Bilderesultat for dionysus greek god of wine

The cult of Dionysus, the god of wine, also called Bacchus, appears to have emigrated from Asia to ancient Greece. Dionysus worship was notorious for its unrestrained, orgiastic character, involving wine, music, dance and sex (although festivals officially sanctioned bt Greek cities tended to downplay some of the wilder elements).

Euripides, the ancient Greek playwright, included a memorable account of Dionysus worship in his play Bacchae. This play highlights the efforts of Pentheus, king of Thebes, to stifle Dionysus worship in his city. At the end of the play, frenzied female devotees of Dionysus (a group that included Pentheus’ mother) tore the unfortunate king limb from limb.

The cult remained popular throughout the Hellenistic aga. Although suppressed in Rome during the second century B.C., Dionysus worship experienced a resurgence, becoming an authorized religion of the Roman empire. Outsiders sometimes confused Jewish worship with that of Dionysus, possibly for the following reasons:

  • Prior to the Jewish Maccabean revolt, which began in 167 B.C, Greek overlords forced their Jewish slaves to participate in Dionysus worship (see 2 Maccabees 6:7).
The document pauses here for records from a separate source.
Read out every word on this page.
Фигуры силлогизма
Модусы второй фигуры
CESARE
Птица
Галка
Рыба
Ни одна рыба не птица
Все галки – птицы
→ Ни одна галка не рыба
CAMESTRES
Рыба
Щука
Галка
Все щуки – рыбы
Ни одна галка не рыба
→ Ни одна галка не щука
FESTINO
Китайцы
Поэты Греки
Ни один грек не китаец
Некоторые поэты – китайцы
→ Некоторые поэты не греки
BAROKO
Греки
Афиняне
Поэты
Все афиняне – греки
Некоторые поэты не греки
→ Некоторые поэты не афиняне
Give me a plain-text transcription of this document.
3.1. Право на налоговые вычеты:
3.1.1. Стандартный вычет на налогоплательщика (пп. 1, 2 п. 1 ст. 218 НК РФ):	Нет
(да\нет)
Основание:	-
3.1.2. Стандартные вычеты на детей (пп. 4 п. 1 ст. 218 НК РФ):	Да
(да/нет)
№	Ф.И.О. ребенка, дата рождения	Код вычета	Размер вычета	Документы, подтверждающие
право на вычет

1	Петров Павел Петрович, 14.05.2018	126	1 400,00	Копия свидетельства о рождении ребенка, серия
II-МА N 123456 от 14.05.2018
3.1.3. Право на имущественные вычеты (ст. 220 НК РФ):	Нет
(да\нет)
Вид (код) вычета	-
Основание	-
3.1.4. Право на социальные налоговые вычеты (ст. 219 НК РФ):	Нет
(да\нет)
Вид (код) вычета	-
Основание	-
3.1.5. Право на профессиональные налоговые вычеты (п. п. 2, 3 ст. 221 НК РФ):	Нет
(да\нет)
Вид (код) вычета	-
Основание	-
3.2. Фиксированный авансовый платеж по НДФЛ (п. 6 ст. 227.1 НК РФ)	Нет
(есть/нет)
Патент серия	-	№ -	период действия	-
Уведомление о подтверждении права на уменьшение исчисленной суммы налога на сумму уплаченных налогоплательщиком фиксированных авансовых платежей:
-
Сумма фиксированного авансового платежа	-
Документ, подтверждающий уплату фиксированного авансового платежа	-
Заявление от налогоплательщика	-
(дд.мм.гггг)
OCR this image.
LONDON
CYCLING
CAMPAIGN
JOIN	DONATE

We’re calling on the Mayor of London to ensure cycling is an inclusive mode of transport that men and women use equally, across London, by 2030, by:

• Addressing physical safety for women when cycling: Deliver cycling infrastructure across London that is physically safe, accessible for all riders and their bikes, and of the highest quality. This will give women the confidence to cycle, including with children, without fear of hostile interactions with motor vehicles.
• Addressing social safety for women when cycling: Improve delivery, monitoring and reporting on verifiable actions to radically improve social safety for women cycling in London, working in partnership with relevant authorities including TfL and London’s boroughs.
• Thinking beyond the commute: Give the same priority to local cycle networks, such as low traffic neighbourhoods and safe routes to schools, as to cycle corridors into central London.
Observers may have believed that these Jews had become involved in the Dionysus cult voluntarily.
  • Jewish society used symbols also associated with Dionysus worship (such as the vine leaf, gape cluster and cup).
  • Ecstatic worshippers of Dionysus often shouted out meaningless exclamations, Euoe Saboe! This could have been confused with the Jewish term for God, Yahweh Sabbath, which was sometimes pronounced Iao Sabaoth.

Dionysian drunkenness was more than mere self-indulgence; it was a counterfeit spirituality. In the frezied and ecstatic Dionysiac rituals, intoxication with wine was equated with being filled with the spirit of Dionysus. Some of the new believers in Asia Minor were probably carrying this form of worship with them into the church by associating wine with the filling of the Holy Spirit. Paul did not want anyone to confuse a drunken frenzy with the power of the Spirit. He repudiated this notion by denouncing drunkenness and associating Spirit filling with other activities.